The National Institute for Health and Clinical Excellence (NICE) has today issued new draft guidance concerning the provision of fertility treatment and IVF on the NHS. The new proposals recommend that the age limit for women undergoing IVF treatment on the NHS should be increased from 39 to 42 years. The proposals also recommend for the first time that same-sex couples should qualify for fertility treatment if they have undergone six cycles of artificial insemination at a private fertility clinic. Furthermore, the proposals recommend that women should be offered fertility treatment on the NHS after two rather than three years of unsuccessful trying for a baby.

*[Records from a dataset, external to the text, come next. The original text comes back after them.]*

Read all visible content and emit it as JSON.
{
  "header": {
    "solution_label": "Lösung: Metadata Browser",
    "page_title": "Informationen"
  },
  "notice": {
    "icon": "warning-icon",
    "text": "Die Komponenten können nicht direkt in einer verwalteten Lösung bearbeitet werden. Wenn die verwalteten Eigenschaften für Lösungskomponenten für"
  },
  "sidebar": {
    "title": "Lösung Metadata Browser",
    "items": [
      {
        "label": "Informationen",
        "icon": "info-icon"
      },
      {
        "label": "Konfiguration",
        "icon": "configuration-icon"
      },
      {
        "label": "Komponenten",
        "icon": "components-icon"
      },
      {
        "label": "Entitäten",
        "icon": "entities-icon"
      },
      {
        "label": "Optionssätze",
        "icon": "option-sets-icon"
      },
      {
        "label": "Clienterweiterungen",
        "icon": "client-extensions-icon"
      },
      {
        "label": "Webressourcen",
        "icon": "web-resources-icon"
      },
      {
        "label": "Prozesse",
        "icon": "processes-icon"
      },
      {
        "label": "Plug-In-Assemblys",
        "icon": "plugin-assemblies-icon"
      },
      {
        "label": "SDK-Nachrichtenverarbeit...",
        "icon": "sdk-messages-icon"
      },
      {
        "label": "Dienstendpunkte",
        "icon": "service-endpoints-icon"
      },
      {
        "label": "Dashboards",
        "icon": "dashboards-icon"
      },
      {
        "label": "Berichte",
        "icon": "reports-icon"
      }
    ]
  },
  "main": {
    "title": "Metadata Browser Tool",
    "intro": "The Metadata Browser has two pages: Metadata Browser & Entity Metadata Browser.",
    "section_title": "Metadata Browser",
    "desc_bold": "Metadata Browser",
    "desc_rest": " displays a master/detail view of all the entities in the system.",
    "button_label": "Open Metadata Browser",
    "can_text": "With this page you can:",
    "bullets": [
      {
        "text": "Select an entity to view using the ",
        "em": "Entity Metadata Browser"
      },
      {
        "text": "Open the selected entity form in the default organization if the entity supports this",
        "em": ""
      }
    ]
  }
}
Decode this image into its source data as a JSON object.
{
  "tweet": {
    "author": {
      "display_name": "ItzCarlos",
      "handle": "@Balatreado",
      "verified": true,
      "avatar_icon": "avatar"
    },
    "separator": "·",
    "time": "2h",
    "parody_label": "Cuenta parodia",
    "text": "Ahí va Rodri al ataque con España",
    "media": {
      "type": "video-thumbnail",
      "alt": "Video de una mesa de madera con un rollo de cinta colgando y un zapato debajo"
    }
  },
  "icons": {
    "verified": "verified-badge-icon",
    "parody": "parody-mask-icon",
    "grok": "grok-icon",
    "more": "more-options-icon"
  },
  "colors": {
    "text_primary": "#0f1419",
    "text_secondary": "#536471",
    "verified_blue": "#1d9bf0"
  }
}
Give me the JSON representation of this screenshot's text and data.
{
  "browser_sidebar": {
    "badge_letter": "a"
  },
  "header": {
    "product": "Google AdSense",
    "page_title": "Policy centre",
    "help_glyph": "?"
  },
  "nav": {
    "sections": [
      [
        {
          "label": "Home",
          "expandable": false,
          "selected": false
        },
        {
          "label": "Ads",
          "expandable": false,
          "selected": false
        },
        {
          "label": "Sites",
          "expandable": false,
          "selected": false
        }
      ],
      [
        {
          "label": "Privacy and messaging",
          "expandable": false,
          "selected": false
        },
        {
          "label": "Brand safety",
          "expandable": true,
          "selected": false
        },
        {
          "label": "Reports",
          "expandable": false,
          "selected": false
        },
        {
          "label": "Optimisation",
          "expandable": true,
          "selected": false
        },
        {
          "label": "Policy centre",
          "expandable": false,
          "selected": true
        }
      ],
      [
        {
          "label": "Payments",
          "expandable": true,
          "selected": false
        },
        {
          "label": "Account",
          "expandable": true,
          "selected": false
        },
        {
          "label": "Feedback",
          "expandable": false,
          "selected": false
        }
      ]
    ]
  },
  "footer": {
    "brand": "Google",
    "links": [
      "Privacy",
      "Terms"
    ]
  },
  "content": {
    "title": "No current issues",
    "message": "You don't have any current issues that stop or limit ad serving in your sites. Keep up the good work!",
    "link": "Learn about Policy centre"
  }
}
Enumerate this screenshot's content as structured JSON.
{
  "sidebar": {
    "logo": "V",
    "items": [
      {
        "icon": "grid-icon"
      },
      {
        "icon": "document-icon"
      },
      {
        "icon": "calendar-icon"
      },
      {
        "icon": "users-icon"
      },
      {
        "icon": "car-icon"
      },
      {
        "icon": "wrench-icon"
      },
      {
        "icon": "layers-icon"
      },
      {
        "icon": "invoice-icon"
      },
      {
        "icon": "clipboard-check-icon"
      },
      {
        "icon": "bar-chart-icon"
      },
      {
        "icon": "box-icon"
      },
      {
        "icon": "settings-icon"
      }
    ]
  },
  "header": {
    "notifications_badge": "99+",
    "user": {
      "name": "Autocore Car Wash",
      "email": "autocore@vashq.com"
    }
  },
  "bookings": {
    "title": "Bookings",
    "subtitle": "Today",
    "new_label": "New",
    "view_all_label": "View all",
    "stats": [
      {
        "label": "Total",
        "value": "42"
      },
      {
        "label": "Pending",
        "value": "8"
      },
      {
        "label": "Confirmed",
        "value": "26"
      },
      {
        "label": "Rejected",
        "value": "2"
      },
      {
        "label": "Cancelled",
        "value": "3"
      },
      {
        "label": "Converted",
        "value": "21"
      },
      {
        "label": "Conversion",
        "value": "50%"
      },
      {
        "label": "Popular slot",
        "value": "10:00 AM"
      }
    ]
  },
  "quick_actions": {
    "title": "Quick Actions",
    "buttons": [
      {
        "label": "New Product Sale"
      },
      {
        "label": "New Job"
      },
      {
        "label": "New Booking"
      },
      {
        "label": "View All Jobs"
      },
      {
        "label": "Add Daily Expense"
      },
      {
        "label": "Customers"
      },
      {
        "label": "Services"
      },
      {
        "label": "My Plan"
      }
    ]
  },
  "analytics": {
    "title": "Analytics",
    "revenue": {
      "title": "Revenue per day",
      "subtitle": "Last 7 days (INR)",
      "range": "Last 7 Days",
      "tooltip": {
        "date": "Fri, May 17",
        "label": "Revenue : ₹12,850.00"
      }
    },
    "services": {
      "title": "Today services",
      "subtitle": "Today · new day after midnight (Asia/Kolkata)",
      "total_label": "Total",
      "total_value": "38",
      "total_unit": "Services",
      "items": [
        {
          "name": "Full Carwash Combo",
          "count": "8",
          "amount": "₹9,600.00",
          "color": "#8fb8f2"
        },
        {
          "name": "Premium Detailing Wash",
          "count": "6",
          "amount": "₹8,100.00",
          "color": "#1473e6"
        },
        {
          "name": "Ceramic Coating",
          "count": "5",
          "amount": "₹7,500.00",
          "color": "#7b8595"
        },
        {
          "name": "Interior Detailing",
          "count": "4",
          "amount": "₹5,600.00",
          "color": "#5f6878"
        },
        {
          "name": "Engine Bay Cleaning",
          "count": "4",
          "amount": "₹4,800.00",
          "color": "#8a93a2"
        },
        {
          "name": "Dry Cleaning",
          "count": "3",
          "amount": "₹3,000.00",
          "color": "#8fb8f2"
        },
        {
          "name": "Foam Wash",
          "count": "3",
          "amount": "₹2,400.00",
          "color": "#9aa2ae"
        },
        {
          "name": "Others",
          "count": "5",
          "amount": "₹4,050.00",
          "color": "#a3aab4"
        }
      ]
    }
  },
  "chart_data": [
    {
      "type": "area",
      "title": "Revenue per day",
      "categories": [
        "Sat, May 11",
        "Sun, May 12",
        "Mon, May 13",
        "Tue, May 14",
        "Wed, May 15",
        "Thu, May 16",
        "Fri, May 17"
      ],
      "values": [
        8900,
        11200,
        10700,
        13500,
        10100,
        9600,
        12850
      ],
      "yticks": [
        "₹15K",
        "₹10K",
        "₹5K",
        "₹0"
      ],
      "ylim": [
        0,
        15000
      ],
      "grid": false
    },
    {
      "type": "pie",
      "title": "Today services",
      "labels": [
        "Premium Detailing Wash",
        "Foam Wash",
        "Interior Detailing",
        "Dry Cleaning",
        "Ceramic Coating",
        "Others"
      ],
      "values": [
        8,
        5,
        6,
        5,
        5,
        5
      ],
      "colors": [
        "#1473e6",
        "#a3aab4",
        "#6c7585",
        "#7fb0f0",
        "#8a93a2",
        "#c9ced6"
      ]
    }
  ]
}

NICE guidance on the provision of IVF treatment on the NHS hasn’t been updated since 2004. It is high time this is achieved to reflect better treatment success rates, equality legislation and greater demand for IVF by women aged 35 upwards. However, NICE guidance is not mandatory and it remains to be seen whether these new proposals will bring about greater recognition of IVF as a legitimate clinical need or greater fairness in terms of access to fertility treatment on the NHS across the country. In the meantime, fertility patients continue to battle with the reality of the postcode lottery and varying restrictions imposed by PCT’s who continue to flout the guidance.
Infertility affects one in six couples across the UK from all walks of life. The IVF postcode lottery causes great distress for people when faced with the reality that they will not be offered the recommended number of free IVF cycles on the NHS or worse none at all. This can lead to relationship breakdown and depression which can blight people’s lives and cause long term misery and hardship. Private fertility treatment can cost thousands of pounds which is too often beyond the reach of couples, particularly in the current economic climate. With an increasingly ageing population, we need to do all we can to increase the birth rate in the UK to mitigate the increasing economic burden placed upon younger generations of society.